No part of your life remains untouched by menopause, including your relationships with partners, children, parents, friends and work colleagues. All are going to undergo a shift, however subtle, as you move into a greater sense of authority with clearer parameters about yourself. It’s called The Change for a reason.
In our years of sitting with those undergoing the menopause initiation, we’ve seen that the shift is most stark in intimate relationships with a significant other. Of course, over the course of a lifetime a relationship needs to change and evolve in order to remain meaningful and intimate but, as you may well have noticed (!), menopause can be a particularly strong evolutionary moment in that journey.
Whoever you’re intimately relating with—man, woman, person—the way you encounter the challenges and possibilities of menopause will hold some differences. However, we feel there are some suggestions that we think universally apply to all intimate relationships going through menopause and they are:
ONE: Your relationship may also travel through the ‘Five Phase of Menopause’.
Your relationship may also undergo a version of the five phases we describe in our book Wise Power—through Betrayal, Repair, Revelation, Vision and Emergence. This often looks like a need to pull away, a feeling of loss or a period of uncertainty followed by awakenings about your needs and desires. (Which may or may not be with that same person). And although this will possibly be painful and challenging, it’s not necessarily bad.
TWO: The premenstrual phase of your cycle can give you some clues.
How you navigate or have navigated the premenstrual phase of the cycle together during the years leading up to menopause will give both you and your partner some indicators for what you may meet at menopause.

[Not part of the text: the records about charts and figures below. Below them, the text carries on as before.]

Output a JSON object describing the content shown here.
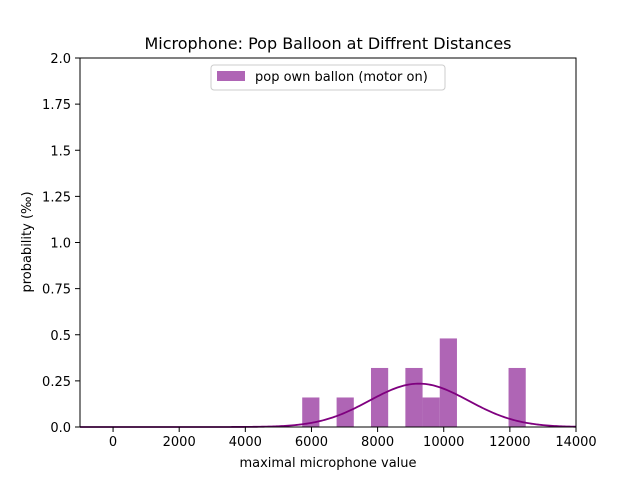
{
  "colors": {
    "bar": "#9b3fa3",
    "curve": "#7f007f",
    "axes": "#000000",
    "background": "#ffffff",
    "legend_border": "#cccccc"
  },
  "chart_data": {
    "type": "bar",
    "title": "Microphone: Pop Balloon at Diffrent Distances",
    "xlabel": "maximal microphone value",
    "ylabel": "probability (‰)",
    "xlim": [
      -1000,
      14000
    ],
    "ylim": [
      0,
      2.0
    ],
    "x_ticks": [
      0,
      2000,
      4000,
      6000,
      8000,
      10000,
      12000,
      14000
    ],
    "x_tick_labels": [
      "0",
      "2000",
      "4000",
      "6000",
      "8000",
      "10000",
      "12000",
      "14000"
    ],
    "y_ticks": [
      0,
      0.25,
      0.5,
      0.75,
      1.0,
      1.25,
      1.5,
      1.75,
      2.0
    ],
    "y_tick_labels": [
      "0.0",
      "0.25",
      "0.5",
      "0.75",
      "1.0",
      "1.25",
      "1.5",
      "1.75",
      "2.0"
    ],
    "legend": {
      "location": "upper center",
      "label": "pop own ballon (motor on)"
    },
    "grid": false,
    "histogram": {
      "series_label": "pop own ballon (motor on)",
      "bin_width": 520,
      "bins": [
        {
          "start": 5720,
          "value": 0.16
        },
        {
          "start": 6760,
          "value": 0.16
        },
        {
          "start": 7800,
          "value": 0.32
        },
        {
          "start": 8840,
          "value": 0.32
        },
        {
          "start": 9360,
          "value": 0.16
        },
        {
          "start": 9880,
          "value": 0.48
        },
        {
          "start": 11960,
          "value": 0.32
        }
      ]
    },
    "fit_curve": {
      "type": "normal",
      "mean": 9250,
      "std": 1500,
      "peak": 0.235,
      "x_range": [
        -1000,
        14000
      ]
    }
  }
}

If you’re still menstruating, pay attention premenstrually to the ‘cage‐rattling’ moments in your relationship. Learning to meet those premenstrual provocations as meaningful and finding ways to address what arises will create in you the means to meet menopause disturbances with greater presence, care and insight.
THREE: Take time to withdraw, but stay in communication.

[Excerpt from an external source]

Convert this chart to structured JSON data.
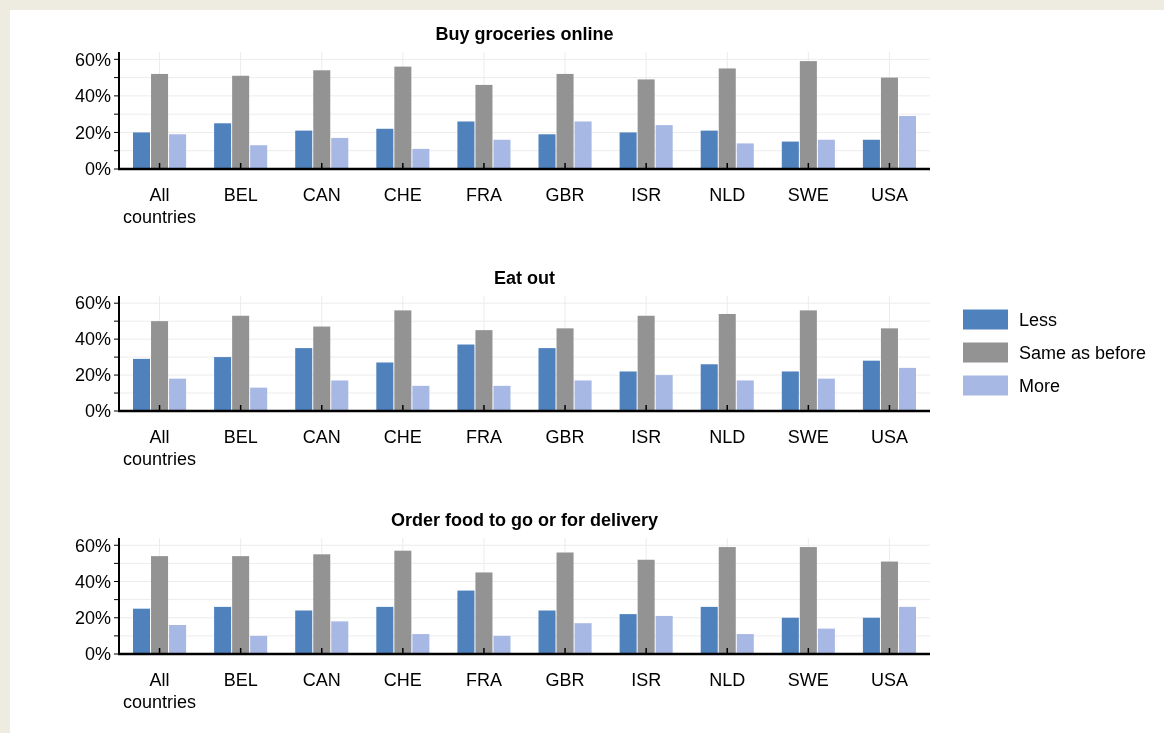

Wanting out of your relationship is one of the themes that commonly come up in the premenstruum and during menopause. Whether your relationship is sturdy or not, an initial impulse may be a desire to pull away from your partner. And in the moment that may certainly feel like ‘the end’.
Remember, in the initial stage of menopause, much of what you’ve been doing or how you’ve been doing it may not feel right. It’s not necessarily that this relationship isn't right for you; it’s that you need time and space to reassess and rediscover yourself. So, detach or withdraw you must. But do let your partner in on what’s happening, otherwise they’ll simply feel rejected when in fact what you’re doing is taking space for yourself.
FOUR: Menopause will change them too.
Whether they like it or not! And since you happen to be the initiator of the change you may not be overly loved for it. You must both be willing to hold the tension and trust the unknown, waiting for it (your deep self) to speak. Some partners may simply not be up for this. There’s no implied criticism here—you’re navigating the strange mystery of your life and sometimes it reroutes you in ways you hadn’t imagined or wanted.
FIVE: Meet the disturbance as the next necessary step for your relationship.
We want to highlight a beautiful conversation we had with Movement Medicine co-founders, Susannah and Ya’acov Darling Khan about how their relationship evolved. Ya’Acov saw Susannah’s menopause as the next necessary development in their lives and he, as well as their relationship itself, was up for it. He was strong enough and responsible enough to step up to what was needed for Susannah to experience her new, slower, menopause tempo. And it turned out to support his own growth too. You can hear Susannah’s conversation with Alexandra here >>
SIX: Bring kindness and a sense of humour.
Vulnerability is the name of the game at menopause. It is the necessary fertile condition for your evolution. You’re standing in a new, deep, sacred negotiation with yourself. And therefore you can’t afford to have people close to you blundering around, unconscious of their own needs and wants and insensitive to yours as well.
You and your partner need to be awake and aware—and who can do that all the time? Some kindness and a sense of humour will be needed if you’re to turn it into an opportunity for growth together.
SEVEN: Partners need instructions.
They need to know your parameters, your needs—as much as you’re able to articulate them—to have some frame of reference and understanding.
Now, you may or may not be able to give this to them. Although you’ll likely have an instinct for what you need and want, you may not yet have the words to go with it, making it hard for your partner. To be fair to them, they aren’t inside your experience but rather encounter the effect of it and they may feel wrong‐footed, reactive, lost, angry, uncertain and locked out. It can be very confusing. In a sense they’re undergoing a betrayal too. Such is life.